What Is Picasso's Full Name?
Picasso was born into a middle-class family. Pablo grew up in a well-educated family with two younger sisters. It was a family tradition to give the children illustrious names. Pablo Diego Jose Francisco de Paula was Picasso's full name. Nepomuceno, Juan Crispiano de la Santisima Maria de los Remedios Picasso and Trinidad Ruiz.
What Has Been Regarded As His Best Work?
Picasso created the first cubist painting — an abstract art style — with 'Demoiselles d'Avignon,' and it revolutionised art history. The naked women he depicted are now seen from multiple angles at once, rather than just one.
Picasso left his imprint on his second masterpiece, dated 1937. Shortly after the Nazi Condor Legion attack on the small Basque village of Guernica (Gernika in Basque), he dedicated the massive canvas for the World's Fair in Paris to the victims of the attack.
The anti-war painting is a form of resistance to totalitarianism. Picasso did not want it to return to Spain until the dictatorship of Francisco Franco, who took power in 1939 and died in 1975, ended. It is now back in Spain, on display at the Museo Reina Sofia in Madrid.

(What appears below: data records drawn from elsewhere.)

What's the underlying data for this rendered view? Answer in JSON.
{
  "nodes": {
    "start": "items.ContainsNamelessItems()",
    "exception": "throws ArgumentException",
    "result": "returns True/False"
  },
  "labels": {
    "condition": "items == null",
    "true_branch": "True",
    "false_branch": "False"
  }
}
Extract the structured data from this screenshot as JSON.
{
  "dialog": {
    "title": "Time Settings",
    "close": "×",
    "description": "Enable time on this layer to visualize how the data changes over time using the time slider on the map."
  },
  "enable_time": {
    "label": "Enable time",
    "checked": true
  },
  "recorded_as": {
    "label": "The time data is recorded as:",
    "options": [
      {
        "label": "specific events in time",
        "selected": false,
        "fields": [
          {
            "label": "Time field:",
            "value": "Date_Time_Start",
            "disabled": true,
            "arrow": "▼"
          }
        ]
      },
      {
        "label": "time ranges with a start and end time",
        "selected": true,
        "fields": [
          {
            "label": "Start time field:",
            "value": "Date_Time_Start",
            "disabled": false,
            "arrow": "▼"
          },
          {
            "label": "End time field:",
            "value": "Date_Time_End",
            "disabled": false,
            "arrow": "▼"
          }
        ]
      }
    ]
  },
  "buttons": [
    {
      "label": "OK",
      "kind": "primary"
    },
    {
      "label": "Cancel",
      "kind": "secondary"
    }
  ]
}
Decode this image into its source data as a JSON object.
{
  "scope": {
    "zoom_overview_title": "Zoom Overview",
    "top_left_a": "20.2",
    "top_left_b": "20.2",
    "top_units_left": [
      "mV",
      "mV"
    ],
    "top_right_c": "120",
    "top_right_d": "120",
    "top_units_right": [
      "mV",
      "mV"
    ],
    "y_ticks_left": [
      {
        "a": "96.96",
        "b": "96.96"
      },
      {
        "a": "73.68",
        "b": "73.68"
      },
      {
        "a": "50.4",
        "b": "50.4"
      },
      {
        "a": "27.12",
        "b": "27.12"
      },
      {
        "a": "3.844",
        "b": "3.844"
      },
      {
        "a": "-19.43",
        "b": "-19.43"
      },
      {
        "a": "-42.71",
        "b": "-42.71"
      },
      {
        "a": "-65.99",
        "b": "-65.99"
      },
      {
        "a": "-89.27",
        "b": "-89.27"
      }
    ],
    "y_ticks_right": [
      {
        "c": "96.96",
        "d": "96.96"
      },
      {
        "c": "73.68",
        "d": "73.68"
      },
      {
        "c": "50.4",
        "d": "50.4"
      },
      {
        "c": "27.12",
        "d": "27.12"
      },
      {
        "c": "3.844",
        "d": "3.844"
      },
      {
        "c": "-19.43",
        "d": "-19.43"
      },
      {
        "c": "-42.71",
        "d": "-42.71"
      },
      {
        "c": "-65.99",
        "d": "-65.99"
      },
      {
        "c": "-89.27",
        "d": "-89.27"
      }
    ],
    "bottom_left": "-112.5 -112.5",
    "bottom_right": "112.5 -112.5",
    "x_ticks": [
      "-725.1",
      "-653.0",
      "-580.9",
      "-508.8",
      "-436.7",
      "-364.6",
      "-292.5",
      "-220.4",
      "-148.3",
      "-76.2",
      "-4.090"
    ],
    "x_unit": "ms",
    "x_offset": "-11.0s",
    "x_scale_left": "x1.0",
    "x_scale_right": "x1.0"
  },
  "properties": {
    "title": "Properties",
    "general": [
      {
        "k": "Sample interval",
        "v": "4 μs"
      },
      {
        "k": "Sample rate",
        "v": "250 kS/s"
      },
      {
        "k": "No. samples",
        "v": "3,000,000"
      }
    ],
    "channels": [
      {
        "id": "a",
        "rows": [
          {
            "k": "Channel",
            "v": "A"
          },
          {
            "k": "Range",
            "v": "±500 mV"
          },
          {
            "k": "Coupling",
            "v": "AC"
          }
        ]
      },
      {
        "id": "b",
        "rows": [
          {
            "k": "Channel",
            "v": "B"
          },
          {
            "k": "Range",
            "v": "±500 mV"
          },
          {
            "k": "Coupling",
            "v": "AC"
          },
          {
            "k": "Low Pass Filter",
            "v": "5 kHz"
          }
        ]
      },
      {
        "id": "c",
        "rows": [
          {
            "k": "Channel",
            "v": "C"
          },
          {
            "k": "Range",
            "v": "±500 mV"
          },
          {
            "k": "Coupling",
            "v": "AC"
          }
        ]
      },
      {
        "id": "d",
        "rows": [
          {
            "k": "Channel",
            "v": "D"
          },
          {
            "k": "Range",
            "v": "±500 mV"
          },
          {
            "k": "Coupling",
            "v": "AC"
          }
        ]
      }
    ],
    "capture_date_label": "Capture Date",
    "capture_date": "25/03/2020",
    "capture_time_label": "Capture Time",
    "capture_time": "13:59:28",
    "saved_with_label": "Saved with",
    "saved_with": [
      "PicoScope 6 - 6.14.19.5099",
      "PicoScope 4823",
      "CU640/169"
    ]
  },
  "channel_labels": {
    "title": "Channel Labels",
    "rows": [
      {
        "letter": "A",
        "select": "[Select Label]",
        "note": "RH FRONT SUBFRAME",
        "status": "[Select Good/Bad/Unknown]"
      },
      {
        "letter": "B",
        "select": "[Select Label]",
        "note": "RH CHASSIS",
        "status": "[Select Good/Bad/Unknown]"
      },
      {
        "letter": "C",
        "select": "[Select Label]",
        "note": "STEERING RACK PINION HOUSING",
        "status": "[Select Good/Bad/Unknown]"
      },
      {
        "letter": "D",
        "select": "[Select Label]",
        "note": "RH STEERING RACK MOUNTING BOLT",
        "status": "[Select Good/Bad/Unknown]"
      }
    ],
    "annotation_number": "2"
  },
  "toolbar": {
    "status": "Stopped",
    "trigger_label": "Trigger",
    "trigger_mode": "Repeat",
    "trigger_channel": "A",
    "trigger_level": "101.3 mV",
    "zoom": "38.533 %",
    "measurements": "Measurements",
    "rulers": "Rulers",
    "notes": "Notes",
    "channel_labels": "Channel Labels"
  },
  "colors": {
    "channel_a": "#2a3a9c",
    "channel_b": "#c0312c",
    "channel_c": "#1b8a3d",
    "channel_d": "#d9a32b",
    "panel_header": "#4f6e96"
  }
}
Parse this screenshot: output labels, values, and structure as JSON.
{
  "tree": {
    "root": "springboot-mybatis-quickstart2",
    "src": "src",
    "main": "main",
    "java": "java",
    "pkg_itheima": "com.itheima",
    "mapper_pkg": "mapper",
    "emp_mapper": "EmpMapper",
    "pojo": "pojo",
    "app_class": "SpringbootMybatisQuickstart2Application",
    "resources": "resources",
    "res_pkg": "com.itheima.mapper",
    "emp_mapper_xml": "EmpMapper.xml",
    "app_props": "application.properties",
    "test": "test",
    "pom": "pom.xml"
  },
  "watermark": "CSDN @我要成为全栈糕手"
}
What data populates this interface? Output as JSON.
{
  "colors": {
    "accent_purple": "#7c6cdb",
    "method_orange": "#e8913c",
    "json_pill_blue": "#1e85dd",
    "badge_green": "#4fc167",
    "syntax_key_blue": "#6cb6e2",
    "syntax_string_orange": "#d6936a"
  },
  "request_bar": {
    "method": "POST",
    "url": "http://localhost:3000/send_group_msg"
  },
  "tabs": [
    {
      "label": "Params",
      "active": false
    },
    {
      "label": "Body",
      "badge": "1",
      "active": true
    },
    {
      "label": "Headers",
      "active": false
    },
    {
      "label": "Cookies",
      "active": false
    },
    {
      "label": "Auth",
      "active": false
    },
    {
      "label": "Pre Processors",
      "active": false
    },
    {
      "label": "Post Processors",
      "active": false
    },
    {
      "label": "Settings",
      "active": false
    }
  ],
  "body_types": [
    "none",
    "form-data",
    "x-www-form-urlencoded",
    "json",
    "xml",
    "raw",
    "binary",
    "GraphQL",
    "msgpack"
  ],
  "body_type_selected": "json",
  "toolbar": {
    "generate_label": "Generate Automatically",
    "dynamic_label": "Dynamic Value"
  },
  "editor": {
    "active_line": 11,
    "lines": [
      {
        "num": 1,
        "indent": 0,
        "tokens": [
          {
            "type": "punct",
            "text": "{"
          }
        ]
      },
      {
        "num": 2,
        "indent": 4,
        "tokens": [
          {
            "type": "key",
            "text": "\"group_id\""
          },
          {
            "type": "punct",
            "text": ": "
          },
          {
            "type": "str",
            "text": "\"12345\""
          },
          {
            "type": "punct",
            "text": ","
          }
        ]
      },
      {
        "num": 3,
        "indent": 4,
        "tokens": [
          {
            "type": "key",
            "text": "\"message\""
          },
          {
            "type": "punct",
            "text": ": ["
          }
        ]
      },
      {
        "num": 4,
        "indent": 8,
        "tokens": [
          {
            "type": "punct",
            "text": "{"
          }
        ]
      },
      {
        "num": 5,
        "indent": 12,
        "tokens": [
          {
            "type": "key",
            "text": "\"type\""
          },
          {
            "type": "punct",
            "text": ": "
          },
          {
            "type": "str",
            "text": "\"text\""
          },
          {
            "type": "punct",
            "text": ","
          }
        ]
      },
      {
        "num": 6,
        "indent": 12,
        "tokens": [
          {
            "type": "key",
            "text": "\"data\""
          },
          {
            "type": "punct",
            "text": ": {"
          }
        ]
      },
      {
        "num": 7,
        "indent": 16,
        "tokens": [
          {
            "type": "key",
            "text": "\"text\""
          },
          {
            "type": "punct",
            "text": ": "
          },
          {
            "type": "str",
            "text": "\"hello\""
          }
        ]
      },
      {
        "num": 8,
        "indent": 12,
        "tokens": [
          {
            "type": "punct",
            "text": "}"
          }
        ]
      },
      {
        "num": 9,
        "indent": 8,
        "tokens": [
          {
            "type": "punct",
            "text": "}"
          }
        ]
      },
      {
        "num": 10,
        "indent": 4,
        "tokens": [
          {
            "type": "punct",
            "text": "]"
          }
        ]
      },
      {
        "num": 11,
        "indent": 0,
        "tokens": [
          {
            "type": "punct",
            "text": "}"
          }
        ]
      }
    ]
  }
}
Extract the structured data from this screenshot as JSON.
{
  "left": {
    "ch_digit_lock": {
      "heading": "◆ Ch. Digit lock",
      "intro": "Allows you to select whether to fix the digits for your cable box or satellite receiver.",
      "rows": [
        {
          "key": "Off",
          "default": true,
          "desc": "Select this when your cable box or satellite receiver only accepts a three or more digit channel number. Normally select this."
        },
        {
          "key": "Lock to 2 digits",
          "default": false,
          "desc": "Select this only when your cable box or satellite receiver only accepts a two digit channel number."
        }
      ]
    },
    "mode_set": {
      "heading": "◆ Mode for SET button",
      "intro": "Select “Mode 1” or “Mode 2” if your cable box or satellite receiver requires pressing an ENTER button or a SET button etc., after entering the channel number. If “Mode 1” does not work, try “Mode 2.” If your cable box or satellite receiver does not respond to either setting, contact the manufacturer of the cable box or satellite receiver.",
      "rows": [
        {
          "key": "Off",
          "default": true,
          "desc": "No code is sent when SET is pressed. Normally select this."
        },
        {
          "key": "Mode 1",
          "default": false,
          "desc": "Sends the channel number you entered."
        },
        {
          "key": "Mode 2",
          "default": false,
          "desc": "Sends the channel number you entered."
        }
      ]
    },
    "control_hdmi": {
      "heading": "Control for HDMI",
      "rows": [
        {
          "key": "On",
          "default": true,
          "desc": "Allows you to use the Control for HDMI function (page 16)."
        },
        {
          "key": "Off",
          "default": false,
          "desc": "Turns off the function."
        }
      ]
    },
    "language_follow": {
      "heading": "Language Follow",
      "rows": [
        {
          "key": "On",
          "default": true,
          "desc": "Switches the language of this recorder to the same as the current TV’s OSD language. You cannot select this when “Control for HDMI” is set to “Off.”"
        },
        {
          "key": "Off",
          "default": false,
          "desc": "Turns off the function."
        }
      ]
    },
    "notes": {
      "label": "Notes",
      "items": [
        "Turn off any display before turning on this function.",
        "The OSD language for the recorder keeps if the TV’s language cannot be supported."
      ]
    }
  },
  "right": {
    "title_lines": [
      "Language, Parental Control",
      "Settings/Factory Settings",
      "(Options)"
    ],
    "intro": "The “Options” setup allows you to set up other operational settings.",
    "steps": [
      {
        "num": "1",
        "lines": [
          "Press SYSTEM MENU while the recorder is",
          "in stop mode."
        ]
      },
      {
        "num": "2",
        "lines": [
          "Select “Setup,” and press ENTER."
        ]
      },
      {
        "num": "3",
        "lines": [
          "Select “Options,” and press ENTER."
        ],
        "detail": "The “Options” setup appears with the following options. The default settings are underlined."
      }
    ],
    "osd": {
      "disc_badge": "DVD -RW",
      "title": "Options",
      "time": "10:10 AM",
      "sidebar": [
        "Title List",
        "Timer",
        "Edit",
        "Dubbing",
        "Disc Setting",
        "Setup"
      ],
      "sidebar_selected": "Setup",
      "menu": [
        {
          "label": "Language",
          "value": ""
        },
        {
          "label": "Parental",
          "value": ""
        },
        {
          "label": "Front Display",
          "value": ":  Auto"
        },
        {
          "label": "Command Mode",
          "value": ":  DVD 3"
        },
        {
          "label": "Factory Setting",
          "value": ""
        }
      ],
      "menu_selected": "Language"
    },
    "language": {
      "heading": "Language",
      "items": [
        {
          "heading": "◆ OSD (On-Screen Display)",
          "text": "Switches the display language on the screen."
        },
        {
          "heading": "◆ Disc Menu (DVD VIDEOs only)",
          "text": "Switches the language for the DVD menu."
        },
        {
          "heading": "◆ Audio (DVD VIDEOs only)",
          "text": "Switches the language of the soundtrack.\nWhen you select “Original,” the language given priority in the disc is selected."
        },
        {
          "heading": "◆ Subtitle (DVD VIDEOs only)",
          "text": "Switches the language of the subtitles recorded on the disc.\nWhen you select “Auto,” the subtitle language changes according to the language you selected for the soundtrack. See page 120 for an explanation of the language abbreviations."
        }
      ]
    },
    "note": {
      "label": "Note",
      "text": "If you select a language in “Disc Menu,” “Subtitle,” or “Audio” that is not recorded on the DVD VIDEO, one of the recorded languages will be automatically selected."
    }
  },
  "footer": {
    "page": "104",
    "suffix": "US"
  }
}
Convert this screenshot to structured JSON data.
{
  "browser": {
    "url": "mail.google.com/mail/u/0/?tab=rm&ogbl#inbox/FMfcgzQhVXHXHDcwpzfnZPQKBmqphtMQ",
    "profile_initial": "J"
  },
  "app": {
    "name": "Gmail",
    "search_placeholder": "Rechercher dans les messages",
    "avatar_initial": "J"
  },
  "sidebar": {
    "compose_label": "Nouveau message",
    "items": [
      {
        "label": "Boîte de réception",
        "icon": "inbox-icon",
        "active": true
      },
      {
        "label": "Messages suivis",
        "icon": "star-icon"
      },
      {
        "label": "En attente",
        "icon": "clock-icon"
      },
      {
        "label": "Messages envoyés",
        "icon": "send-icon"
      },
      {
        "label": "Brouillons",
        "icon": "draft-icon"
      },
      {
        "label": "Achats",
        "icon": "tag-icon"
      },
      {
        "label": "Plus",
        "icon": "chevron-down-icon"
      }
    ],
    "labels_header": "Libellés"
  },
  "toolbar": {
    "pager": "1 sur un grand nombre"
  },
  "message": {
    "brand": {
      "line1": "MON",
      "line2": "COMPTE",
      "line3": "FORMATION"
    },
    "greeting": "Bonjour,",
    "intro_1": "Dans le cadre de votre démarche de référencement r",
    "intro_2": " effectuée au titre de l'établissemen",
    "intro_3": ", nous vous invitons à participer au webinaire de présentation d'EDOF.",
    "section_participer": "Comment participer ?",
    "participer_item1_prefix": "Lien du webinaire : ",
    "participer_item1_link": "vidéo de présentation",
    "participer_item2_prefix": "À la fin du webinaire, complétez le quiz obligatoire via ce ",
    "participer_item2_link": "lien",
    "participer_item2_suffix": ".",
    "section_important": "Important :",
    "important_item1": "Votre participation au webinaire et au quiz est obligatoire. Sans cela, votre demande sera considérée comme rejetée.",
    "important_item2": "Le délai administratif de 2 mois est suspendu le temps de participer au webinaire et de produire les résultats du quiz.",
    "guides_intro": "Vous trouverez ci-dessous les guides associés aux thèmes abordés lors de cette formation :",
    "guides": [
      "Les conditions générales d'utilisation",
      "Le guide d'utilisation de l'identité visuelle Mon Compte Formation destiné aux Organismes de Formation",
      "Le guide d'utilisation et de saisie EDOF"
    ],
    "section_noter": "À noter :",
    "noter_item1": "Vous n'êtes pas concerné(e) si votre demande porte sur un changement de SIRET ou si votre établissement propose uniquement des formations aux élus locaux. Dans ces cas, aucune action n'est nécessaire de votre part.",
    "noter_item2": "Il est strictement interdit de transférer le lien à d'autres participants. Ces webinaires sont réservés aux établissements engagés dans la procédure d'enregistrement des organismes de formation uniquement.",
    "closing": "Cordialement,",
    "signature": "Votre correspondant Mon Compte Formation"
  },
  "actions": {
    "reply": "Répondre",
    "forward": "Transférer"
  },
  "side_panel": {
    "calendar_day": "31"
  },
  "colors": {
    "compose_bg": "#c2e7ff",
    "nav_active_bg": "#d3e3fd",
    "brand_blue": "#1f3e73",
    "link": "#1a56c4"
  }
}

What Is The Most Valuable Picasso Painting Worth?
'Les Femmes d'Alger' (The Women of Algiers) fetched $179.4 million (€164.7 million) in New York in 2015, setting a record for any Picasso painting.
The large painting, which was completed between 1954 and 1955, was sold at Christie's auction house.
Victor and Sally Ganz purchased the entire series from Galerie Louise Leiris in Paris in 1956 for $212,500 (approximately $2 million in today's money).
When Did He Paint His Last Picture?
Picasso worked up until the day he died, aged 91, on April 8, 1973, in his villa Notre-Dame-de-Vie on the Cote d'Azur, despite the fact that his last well-known self-portrait was completed a little less than a year before his death.
Picasso devoted his final active years as a painter to delicate, small-scale still lifes and the interior of his penultimate residence, the 'Villa La Californie' in southern France.
With his second wife Jacqueline, who largely protected him from the outside world and his other children, and their daughter Catherine, he lived there in seclusion. He had long since cut himself off from the vibrant Parisian art scene and other international art epicenters, where he was hailed as the 'genius of the century.'
What Did Picasso Leave His Heirs And Posterity?
The artist left behind four children from three different women, as well as eight grandchildren.
Soon after Picasso's death, a bitter legal battle erupted between his heirs. The family dynamics were complicated. Picasso was married twice legally. His children from his marriage to Francoise Gilot, Claude Picasso, and Paloma Picasso, as well as his grandchildren from his legitimate son, Paulo Picasso (1921-1975), fought bitterly over their share of the vast inheritance.
The artistic estate of the famous Spanish painter was estimated at a value of 1.275 billion francs. It included: 1,885 paintings, 7,089 drawings, 19,134 graphics, 3,222 ceramic works, 1,228 sculptures, and objects, as well as 175 sketchbooks with about 7,000 drawings, which Picasso often made as preliminary sketches for larger works.
His paintings, drawings, and sculptures served as the foundation for the Picasso Museum in Paris, which opened in 1985 and continues to draw visitors from all over the world.